Champions Ireland head to Rome on Sunday looking to build momentum in their stuttering Six Nations title defence with a big win over underdogs Italy who have been hit by the absence of captain Sergio Parisse.
Italy’s task was already difficult before skipper Parisse suffered concussion while playing for his club Stade Francais last Saturday.
For Italy coach Conor O’Shea, a former Ireland full-back, it now looks like mission impossible against his home country ranked second in the world behind New Zealand.
“He is talismanic for them,” said Ireland coach Joe Schmidt of Parisse.
“It will effect them no doubt because of the standing and respect he has.”
Italy have not won a Six Nations game in four years with defeats against Scotland (33-20) and Wales (26-15) this campaign bringing that tally up to 19 consecutive games.
Ireland — the 2018 Grand Slam winners — are fourth in the Six Nations table having beaten Scotland (22-13) in their last match after losing their opener to England (32-20).
Both sides last met in Chicago in November, when Ireland ran out 54-7 winners.
A big win over the Italians would give Schmidt’s side a boost before hosting France in Dublin on March 10, with their finale against Wales in Cardiff the following week.

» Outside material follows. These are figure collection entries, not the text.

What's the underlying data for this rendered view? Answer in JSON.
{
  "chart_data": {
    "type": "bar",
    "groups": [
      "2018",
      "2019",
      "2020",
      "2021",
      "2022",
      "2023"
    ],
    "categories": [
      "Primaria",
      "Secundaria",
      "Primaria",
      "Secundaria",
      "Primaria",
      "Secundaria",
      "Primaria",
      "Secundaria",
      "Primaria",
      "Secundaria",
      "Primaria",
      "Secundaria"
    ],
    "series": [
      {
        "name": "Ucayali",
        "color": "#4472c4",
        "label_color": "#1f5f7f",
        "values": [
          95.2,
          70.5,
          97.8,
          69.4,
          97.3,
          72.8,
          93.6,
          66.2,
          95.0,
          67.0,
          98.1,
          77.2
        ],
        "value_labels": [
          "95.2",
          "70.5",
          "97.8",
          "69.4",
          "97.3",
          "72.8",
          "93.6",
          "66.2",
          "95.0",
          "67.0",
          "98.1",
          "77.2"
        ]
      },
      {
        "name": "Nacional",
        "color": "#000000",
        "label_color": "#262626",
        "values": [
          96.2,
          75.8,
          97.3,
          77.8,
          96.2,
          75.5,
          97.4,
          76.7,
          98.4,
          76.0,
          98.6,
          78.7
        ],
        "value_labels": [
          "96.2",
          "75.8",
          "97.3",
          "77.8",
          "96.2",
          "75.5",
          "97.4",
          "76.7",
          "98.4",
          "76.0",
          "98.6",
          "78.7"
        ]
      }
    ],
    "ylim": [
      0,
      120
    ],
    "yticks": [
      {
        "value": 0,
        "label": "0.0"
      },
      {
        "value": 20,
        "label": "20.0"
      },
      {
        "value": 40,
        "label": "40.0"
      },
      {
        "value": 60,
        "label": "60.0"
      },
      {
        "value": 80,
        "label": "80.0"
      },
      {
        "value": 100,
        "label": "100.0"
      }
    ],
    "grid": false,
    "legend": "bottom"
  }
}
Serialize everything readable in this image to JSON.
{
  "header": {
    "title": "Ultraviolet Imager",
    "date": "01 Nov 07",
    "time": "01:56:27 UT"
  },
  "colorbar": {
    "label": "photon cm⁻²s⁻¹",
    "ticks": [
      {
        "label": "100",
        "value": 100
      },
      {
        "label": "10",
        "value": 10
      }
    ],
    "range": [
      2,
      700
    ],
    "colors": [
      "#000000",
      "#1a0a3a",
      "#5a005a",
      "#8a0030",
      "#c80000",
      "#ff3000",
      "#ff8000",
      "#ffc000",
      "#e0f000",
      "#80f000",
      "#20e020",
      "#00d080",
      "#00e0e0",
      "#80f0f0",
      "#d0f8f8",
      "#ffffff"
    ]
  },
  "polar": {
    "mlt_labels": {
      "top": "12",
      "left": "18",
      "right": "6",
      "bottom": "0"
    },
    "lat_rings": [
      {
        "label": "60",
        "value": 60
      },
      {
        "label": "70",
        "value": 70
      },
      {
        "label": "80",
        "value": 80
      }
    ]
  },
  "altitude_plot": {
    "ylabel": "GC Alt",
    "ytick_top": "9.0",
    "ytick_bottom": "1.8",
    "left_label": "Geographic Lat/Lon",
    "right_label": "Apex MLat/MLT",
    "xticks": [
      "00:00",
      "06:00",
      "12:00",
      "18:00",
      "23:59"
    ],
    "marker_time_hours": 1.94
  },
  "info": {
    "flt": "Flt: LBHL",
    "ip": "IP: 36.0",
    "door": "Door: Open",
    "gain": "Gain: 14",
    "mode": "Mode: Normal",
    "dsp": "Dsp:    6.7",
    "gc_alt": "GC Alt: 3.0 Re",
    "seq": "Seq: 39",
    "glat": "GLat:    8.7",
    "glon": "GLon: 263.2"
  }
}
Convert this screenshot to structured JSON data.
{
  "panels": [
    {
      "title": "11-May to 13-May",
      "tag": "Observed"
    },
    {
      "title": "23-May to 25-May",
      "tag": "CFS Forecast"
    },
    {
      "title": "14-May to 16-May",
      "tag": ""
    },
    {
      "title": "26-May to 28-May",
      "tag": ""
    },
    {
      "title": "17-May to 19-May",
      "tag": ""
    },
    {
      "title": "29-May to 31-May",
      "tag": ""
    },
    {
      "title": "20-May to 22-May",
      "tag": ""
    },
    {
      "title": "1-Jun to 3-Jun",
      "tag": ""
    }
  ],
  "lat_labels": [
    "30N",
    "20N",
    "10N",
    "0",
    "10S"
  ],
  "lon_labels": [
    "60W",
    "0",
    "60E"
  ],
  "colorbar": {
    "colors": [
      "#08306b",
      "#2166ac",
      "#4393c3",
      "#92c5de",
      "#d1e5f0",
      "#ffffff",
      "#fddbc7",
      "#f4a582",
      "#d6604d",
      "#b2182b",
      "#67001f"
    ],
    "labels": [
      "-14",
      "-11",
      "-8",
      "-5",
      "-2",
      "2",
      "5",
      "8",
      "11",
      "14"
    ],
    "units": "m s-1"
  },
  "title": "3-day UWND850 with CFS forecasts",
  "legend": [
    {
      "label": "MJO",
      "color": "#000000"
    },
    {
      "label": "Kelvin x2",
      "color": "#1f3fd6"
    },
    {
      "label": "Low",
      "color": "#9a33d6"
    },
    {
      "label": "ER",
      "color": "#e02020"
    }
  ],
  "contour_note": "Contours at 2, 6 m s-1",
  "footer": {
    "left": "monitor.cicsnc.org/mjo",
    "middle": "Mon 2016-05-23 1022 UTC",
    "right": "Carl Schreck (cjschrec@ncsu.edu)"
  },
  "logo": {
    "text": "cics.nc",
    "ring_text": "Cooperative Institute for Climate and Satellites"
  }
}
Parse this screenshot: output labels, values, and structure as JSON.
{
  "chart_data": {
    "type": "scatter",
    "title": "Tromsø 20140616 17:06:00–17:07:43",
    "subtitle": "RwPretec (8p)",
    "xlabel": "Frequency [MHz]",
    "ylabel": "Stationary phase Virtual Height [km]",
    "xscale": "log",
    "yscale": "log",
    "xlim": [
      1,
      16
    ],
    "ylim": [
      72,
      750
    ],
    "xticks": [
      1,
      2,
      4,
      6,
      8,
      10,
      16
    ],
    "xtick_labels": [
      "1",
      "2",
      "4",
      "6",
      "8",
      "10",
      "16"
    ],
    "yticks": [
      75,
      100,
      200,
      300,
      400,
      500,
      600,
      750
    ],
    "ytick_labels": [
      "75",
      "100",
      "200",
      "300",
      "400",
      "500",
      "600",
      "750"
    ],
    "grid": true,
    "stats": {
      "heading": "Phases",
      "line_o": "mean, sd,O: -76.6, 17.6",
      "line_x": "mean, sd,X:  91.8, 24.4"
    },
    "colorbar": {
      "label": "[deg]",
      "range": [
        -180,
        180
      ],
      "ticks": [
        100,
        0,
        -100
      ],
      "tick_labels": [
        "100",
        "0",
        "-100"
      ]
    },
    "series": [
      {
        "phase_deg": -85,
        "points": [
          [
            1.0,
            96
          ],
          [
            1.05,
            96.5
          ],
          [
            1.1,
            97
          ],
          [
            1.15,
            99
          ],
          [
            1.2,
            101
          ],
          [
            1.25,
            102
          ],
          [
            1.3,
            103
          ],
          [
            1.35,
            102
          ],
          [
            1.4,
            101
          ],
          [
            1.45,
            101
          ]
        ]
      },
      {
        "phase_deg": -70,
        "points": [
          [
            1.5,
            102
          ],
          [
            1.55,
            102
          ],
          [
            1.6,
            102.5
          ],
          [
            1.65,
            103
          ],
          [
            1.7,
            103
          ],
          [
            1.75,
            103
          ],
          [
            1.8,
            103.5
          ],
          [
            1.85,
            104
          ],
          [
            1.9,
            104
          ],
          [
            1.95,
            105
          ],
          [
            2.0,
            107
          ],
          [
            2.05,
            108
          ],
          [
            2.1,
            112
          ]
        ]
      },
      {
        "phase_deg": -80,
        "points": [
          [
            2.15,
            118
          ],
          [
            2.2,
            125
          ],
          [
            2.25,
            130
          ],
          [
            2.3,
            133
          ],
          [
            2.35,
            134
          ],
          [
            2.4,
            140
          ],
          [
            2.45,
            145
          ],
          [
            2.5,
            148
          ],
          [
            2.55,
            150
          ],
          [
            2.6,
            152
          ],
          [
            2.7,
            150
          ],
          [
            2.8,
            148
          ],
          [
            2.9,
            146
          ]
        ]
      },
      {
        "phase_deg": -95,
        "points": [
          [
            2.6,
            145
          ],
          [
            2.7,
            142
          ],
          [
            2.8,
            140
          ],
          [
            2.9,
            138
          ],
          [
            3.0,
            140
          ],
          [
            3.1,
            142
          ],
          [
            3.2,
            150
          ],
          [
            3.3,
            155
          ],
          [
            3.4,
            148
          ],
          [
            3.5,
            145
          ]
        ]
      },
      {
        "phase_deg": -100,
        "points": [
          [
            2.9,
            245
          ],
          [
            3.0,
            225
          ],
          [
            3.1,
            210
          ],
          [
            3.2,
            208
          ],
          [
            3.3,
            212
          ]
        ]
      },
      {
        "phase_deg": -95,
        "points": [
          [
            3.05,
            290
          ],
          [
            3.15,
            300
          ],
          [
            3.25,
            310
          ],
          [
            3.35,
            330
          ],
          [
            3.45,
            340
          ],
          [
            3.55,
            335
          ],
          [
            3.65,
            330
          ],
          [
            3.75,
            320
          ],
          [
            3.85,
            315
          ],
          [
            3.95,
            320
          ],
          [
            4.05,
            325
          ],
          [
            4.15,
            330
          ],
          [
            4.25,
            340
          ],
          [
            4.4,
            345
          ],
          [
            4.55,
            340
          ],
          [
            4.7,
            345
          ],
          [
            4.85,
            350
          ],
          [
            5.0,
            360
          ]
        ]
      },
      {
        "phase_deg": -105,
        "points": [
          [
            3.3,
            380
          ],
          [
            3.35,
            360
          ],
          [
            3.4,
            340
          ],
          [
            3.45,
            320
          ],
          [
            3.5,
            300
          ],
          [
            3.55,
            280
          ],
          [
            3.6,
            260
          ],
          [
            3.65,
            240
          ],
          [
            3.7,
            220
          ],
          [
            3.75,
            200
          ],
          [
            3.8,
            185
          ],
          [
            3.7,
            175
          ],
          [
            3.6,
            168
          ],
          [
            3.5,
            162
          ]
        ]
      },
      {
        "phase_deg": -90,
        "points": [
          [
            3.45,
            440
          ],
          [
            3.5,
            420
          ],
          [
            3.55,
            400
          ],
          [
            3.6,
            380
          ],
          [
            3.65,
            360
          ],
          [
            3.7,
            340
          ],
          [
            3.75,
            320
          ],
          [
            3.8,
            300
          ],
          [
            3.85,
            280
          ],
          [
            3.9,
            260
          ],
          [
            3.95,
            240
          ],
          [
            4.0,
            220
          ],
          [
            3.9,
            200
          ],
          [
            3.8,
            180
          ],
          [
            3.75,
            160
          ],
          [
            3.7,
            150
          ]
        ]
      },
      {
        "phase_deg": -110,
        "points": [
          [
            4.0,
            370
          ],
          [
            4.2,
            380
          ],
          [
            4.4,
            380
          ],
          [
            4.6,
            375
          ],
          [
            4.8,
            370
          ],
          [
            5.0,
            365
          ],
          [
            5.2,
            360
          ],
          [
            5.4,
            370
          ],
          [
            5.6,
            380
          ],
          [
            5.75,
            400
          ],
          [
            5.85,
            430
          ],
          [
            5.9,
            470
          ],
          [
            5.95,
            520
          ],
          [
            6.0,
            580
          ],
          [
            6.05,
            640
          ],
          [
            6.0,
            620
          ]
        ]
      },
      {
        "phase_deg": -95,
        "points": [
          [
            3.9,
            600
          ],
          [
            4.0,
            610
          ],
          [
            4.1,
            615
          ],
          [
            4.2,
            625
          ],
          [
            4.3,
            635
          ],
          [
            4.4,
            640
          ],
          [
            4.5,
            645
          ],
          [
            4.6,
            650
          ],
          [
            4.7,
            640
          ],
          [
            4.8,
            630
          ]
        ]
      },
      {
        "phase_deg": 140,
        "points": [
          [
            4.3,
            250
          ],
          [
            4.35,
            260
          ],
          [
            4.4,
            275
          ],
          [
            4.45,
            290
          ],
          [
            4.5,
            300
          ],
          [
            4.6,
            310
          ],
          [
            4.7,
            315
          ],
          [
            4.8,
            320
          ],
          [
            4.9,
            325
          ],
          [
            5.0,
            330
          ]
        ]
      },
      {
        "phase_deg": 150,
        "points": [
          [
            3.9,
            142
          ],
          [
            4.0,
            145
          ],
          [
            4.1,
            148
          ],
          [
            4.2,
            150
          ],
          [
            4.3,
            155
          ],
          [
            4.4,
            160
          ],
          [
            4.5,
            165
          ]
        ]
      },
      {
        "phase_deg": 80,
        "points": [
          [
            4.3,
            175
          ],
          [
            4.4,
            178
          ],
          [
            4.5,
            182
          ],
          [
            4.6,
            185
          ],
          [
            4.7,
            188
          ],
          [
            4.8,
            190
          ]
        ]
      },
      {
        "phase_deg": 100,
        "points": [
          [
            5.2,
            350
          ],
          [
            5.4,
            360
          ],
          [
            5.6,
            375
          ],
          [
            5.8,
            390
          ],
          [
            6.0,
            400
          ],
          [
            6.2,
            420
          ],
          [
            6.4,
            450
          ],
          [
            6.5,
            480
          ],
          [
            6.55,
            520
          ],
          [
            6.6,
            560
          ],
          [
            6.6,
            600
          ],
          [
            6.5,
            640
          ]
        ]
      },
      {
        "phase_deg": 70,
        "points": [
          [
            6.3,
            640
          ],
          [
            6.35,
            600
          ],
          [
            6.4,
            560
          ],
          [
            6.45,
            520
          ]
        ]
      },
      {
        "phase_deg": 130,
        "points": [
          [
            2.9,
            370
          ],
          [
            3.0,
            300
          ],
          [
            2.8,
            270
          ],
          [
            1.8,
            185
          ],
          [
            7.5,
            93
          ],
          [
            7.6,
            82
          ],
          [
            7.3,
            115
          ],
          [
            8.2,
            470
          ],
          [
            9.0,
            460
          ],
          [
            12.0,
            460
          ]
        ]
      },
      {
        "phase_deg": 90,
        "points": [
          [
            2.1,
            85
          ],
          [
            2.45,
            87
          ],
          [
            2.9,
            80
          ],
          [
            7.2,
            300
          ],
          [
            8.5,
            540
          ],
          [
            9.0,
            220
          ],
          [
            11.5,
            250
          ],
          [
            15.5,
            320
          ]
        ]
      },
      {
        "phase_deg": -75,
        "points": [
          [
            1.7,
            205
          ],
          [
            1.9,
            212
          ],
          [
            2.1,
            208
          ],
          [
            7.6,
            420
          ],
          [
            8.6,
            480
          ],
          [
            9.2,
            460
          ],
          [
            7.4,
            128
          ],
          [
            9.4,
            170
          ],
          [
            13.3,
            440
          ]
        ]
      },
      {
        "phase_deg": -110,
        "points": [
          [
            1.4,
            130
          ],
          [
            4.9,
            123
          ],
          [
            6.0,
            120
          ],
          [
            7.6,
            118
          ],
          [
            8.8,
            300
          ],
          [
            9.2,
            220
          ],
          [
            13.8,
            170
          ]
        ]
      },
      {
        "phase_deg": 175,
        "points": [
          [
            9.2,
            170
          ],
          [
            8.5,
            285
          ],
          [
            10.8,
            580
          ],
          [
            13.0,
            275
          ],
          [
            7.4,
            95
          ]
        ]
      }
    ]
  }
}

Despite the calibre of the opposition Schmidt has made just four changes — all in the pack — leaving the backs unchanged with first-choice half-back pair Conor Murray and Jonathan Sexton.
“I thought (Braam) Steyn was absolutely outstanding in that last game,” said Schmidt of the South African-born flanker who moves into Parisse’s position at number eight.
“Their backrow power is going to challenge us physically,” said Schmidt.
“It does still make for a very competitive back row when you bring in (Maxime) Mbanda and (Jimmy) Tuivaiti.
“The likes of (Michele) Campagnaro, (Edoardo) Padovani and (Angelo) Esposito, those guys will be a great challenge for us.”
– ‘Best foot forward’ –
Hooker Leonardo Ghiraldini, capped 101 times, takes the Azzurri captain’s armband for the 17th time.
Ghiraldini, 34, is the only remaining member of the side that achieved Italy’s last Six Nations success at home, against Ireland in March 2013.
It was Italy’s only win against the Irish in 19 games in the championship since joining in 2000.
Peter O’Mahony will captain Ireland with regular skipper Rory Best rested with Leinster’s two-time Champions Cup-winning stalwart Sean Cronin taking his place at hooker.
Although he has been capped 67 times by Ireland, 58 of Cronin’s appearances have come off the bench — a record for any Ireland replacement.
And Schmidt expects Cronin, making his 10th Test start, will be looking to oust Best.
“I’m sure that’s his intention,” said Schmidt.
“As much he’s very team-oriented, he will personally want to put his best foot forward.
“It’s a great opportunity for Sean and I’m hopeful he’ll grab it with both hands.
“He’ll have the confidence from the 10 starts he has had in different fixtures, but the amount of times he’s come off the bench and been involved in really important wins for us, I think, why not bring that from the start.
“Hopefully it will be a confidence-building performance.”
O’Shea, meanwhile, who took over in March 2016, remained defiant that his strategy would finally reap a first Six Nations win.
“I don’t listen to criticism, I know what we are doing and our work is going in the right direction.”